Lolly placed one piece down on the board. Then Jo did and—click!—they snapped together easily.

“It’s like they were meant to be together!” Lolly said.

“Just like us!” Jo said.

That evening, Lolly came rushing home at dusk and immediately flew into her father’s arms. Vern put down the charcoal just in time to catch his daughter.

“Daddy, you won’t believe the day I had!” Lolly exclaimed, as her father began prepping the grill for hot dogs. “I met a girl named Jo, and she is my new best friend.”

Lolly told him about the puzzle.

“I have an idea,” Vern said. “Why don’t I help you shellac and frame it when you are finished? That way, you can treasure it forever.”

Lolly screamed her delight, and the two went in search of more jigsaw puzzles stored in the tiny attic over the cabin, finding a few old ones, including one of the Bobbsey Twins and one of the state of Michigan.

Every day for the next two months, Lolly and Jo sat by the lake and worked on a puzzle, taking breaks to swim in the lake, float on inner tubes, or beg their parents to take them to the beach or for ice cream in town.

On the Fourth of July, Vern made Lolly a birthday cake and had Jo and her parents over for a picnic.

“Open your presents!” Vern said.

Lolly clapped: Her father had wrapped and framed a few of the girls’ completed puzzles.

“They’re just like art!” Lolly said. “Can we hang them on the screened porch?”

“Sure,” Vern said. “But why outside?”

“Because that’s where I first heard Jo singing!” Lolly explained.

At dusk, after everyone had gorged on barbecued hamburgers, potato salad, chips, s’mores, and cake, Jo asked Lolly if she would like to walk to the end of the dock to watch the fireworks.

As they walked, dragonflies followed and fireflies blinked.

The two sat on the edge of the dock and swung their feet into the lake. Frogs called around them.

“I have a present for you, too,” Jo said suddenly, pulling a little box from her pocket. “Happy birthday!”

“Jo!” Lolly squealed. “What is it?”

“Recite the poem first.”

“What?”

“The poem you told me you always said to your mom on your birthday.”

Lolly’s face froze.

“I can’t,” she said.

“Yes, you can,” Jo said. “You need to.”

Lolly was overcome with emotion, but Jo was right. She shut her eyes and began to recite. She had to stop and start, because her voice kept cracking, but saying the words reminded her of her mother and a feeling of happiness and comfort came over her.

Jo handed Lolly her gift, and Lolly ripped open the wrapping paper on the tiny box. Sitting atop a little velvet throne was a silver charm.

“What is it, Jo?” Lolly asked, squinting in the twilight, holding the odd-shaped charm into the darkening sky.

“It’s a puzzle piece that says BEST FRIENDS because we are and always will be,” Jo said. “See … your piece says BEST, and…”

Jo stopped and lifted her arm up to show Lolly her wrist.

“… My piece says, FRIENDS. They fit together.
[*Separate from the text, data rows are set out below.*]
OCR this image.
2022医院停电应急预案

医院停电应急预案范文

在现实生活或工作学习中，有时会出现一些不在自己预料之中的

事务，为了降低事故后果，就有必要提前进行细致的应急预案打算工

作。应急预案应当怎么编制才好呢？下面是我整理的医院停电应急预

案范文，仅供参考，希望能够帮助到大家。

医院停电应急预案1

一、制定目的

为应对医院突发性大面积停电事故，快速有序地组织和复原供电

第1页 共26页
Just like us!”

Boom!

Fireworks began to explode overhead, their colors reflecting in the water.

Lolly added the charm to her bracelet, and then reached for her best friend’s hand.





Seventeen




“Jo and I were inseparable throughout our school years,” Lolly said, taking a seat again on the glider next to Jake. “Everyone called us the ‘Jigsaw Twins’ because we were never apart: We double-dated, played basketball, and took dance classes together. She helped me get through those hard years without my mom.

“After high school, she begged me to go to college with her, but I just couldn’t leave my father alone. So I stayed and helped him with his fishing guide business. Jo ended up becoming a teacher, and she married an engineer and lived in Chicago. She had three children. I married and had Arden. We saw each other every summer, and…”

Lolly nodded vigorously toward the framed jigsaw puzzles on the walls of the screened porch.

“… we never stopped doing puzzles. Even apart, we kept our tradition alive: One of us would start a puzzle, finish and shellac half of it, and then wrap it and mail it to the other one to finish. Whoever finished a puzzle kept it and framed it. Jo sent me puzzles from her travels all around the world—jigsaws from Paris and London, old puzzles she’d find in antique malls. I sent her mostly puzzles of home—of Michigan and Scoops, of ice cream cones and the lake.”